640K PlayStation Accounts for Sale on the Darknet
A vendor under the name “SunTzu583” listed 640,000 PlayStation user accounts on TheRealDeal marketplace. Unlike many database dumps, these accounts landed on the darknet, fully decrypted and in plaintext. SunTzu583 never explained where the accounts came from but said the username and password combo worked with PlayStation-related activities.
The plaintext username and password combination worked for the PlayStation Network and PlayStation branded websites, the vendor wrote. However, as with any username and password dump, he added that the login combination worked elsewhere—in principle.
The usernames and passwords took the form of email addresses in plain text passwords. Anyone with access to both pieces of information could easily plug them into other websites with potentially shared credentials. In the past, with other gaming hacks, game discussion boards and forums fell victim to the shared credential issue.
HackRead explained that game forums often fall victim to attacks and subsequent database dumps.
SunTzu583 claimed the email addresses and passwords came from a server not owned by PlayStation. A third party forum usually took first place as the most likely breached database in other, similar instances. In August, 2016, hackers released data from GTAGaming.com, a forum centered around the discussion of the PlayStation, Xbox, and PC game “Grand Theft Auto.”
The database contained DoBs, email addresses, names, and IP addresses. According to the admin of GTAGaming.com, he knew a beach occurred at some point in the past but only knew the hackers leaked the data in August. The admin there, too, recommended that forum users change their passwords on any other site with shared credentials.
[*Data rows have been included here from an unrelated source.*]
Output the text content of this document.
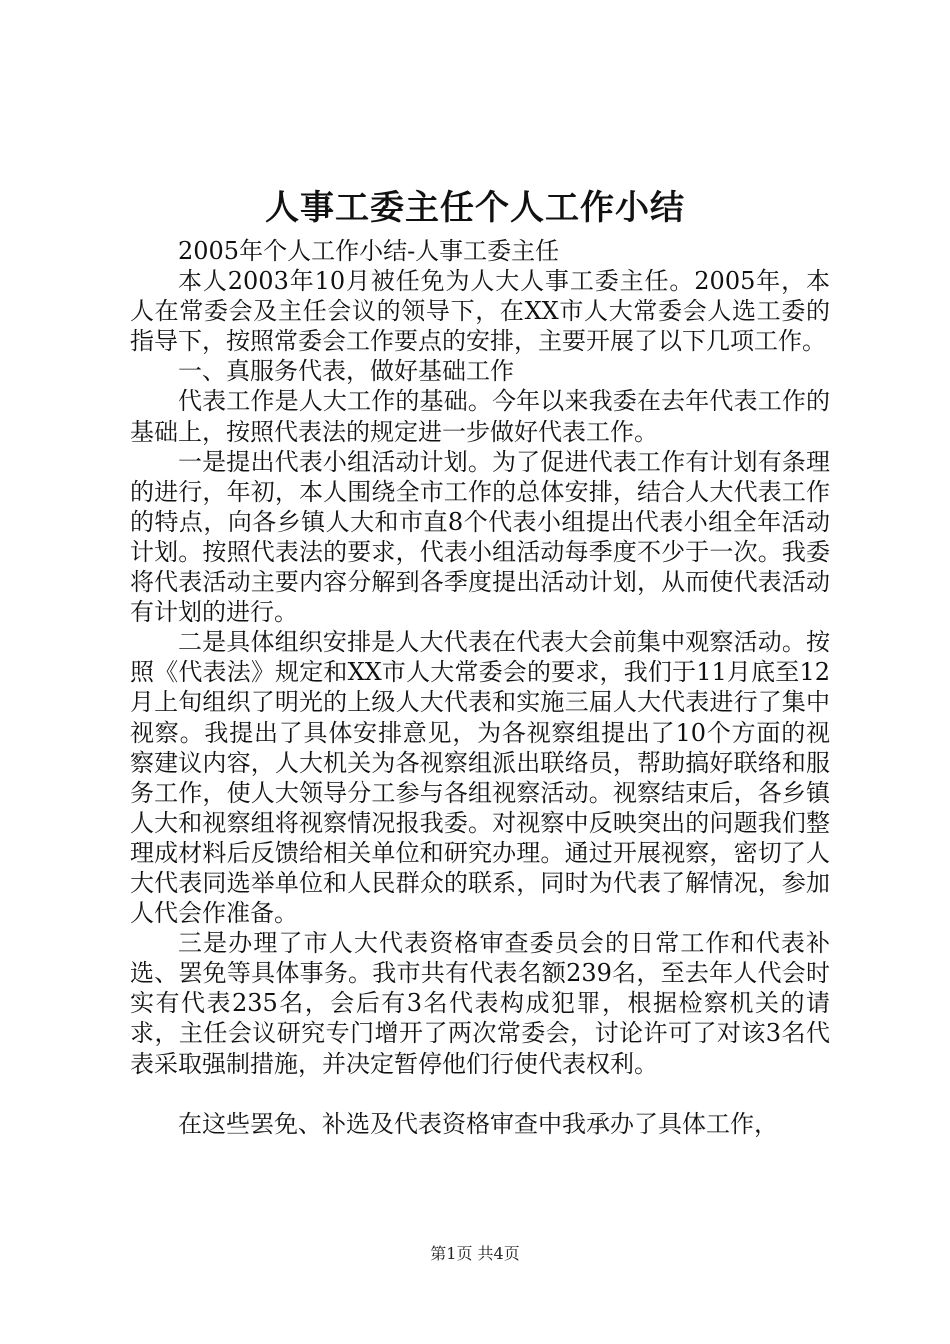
人事工委主任个人工作小结

2005年个人工作小结-人事工委主任

本人2003年10月被任免为人大人事工委主任。2005年，本人在常委会及主任会议的领导下，在XX市人大常委会人选工委的指导下，按照常委会工作要点的安排，主要开展了以下几项工作。

一、真服务代表，做好基础工作

代表工作是人大工作的基础。今年以来我委在去年代表工作的基础上，按照代表法的规定进一步做好代表工作。

一是提出代表小组活动计划。为了促进代表工作有计划有条理的进行，年初，本人围绕全市工作的总体安排，结合人大代表工作的特点，向各乡镇人大和市直8个代表小组提出代表小组全年活动计划。按照代表法的要求，代表小组活动每季度不少于一次。我委将代表活动主要内容分解到各季度提出活动计划，从而使代表活动有计划的进行。

二是具体组织安排是人大代表在代表大会前集中观察活动。按照《代表法》规定和XX市人大常委会的要求，我们于11月底至12月上旬组织了明光的上级人大代表和实施三届人大代表进行了集中视察。我提出了具体安排意见，为各视察组提出了10个方面的视察建议内容，人大机关为各视察组派出联络员，帮助搞好联络和服务工作，使人大领导分工参与各组视察活动。视察结束后，各乡镇人大和视察组将视察情况报我委。对视察中反映突出的问题我们整理成材料后反馈给相关单位和研究办理。通过开展视察，密切了人大代表同选举单位和人民群众的联系，同时为代表了解情况，参加人代会作准备。

三是办理了市人大代表资格审查委员会的日常工作和代表补选、罢免等具体事务。我市共有代表名额239名，至去年人代会时实有代表235名，会后有3名代表构成犯罪，根据检察机关的请求，主任会议研究专门增开了两次常委会，讨论许可了对该3名代表采取强制措施，并决定暂停他们行使代表权利。

在这些罢免、补选及代表资格审查中我承办了具体工作，

第1页 共4页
“We believe our forum database has recently been compromised, which has given hackers access to email addresses, hashed passwords, and any other details you may have saved in your profiles. Upon logging into the site you will find you are forced to change your password, and shortly we will be force resetting all passwords not updated. We also recommend changing your password on any site(s) that may have used the same one.”
We reported, too, on the recent uTorrent forum database dump. Nearly 400,000 uTorrent accounts found their way onto TheRealDeal marketplace for $600. The sell price was a significant difference between that listing and this PlayStation one. SunTzu583 listed 640,000 plaintext, decrypted accounts for $35.00. The uTorrent account listing contained a mixture of different encryptions but no plaintext credentials.
Regardless, forums—whether game forums or otherwise—find themselves targeted often. HackRead added “PSN users are not the only one to suffer. Currently, gaming giants including Epic Games, LifeBoat, Envoy, ESEA, Clash of Clans forum, etc. are also having their data sold on Dark Web marketplaces.”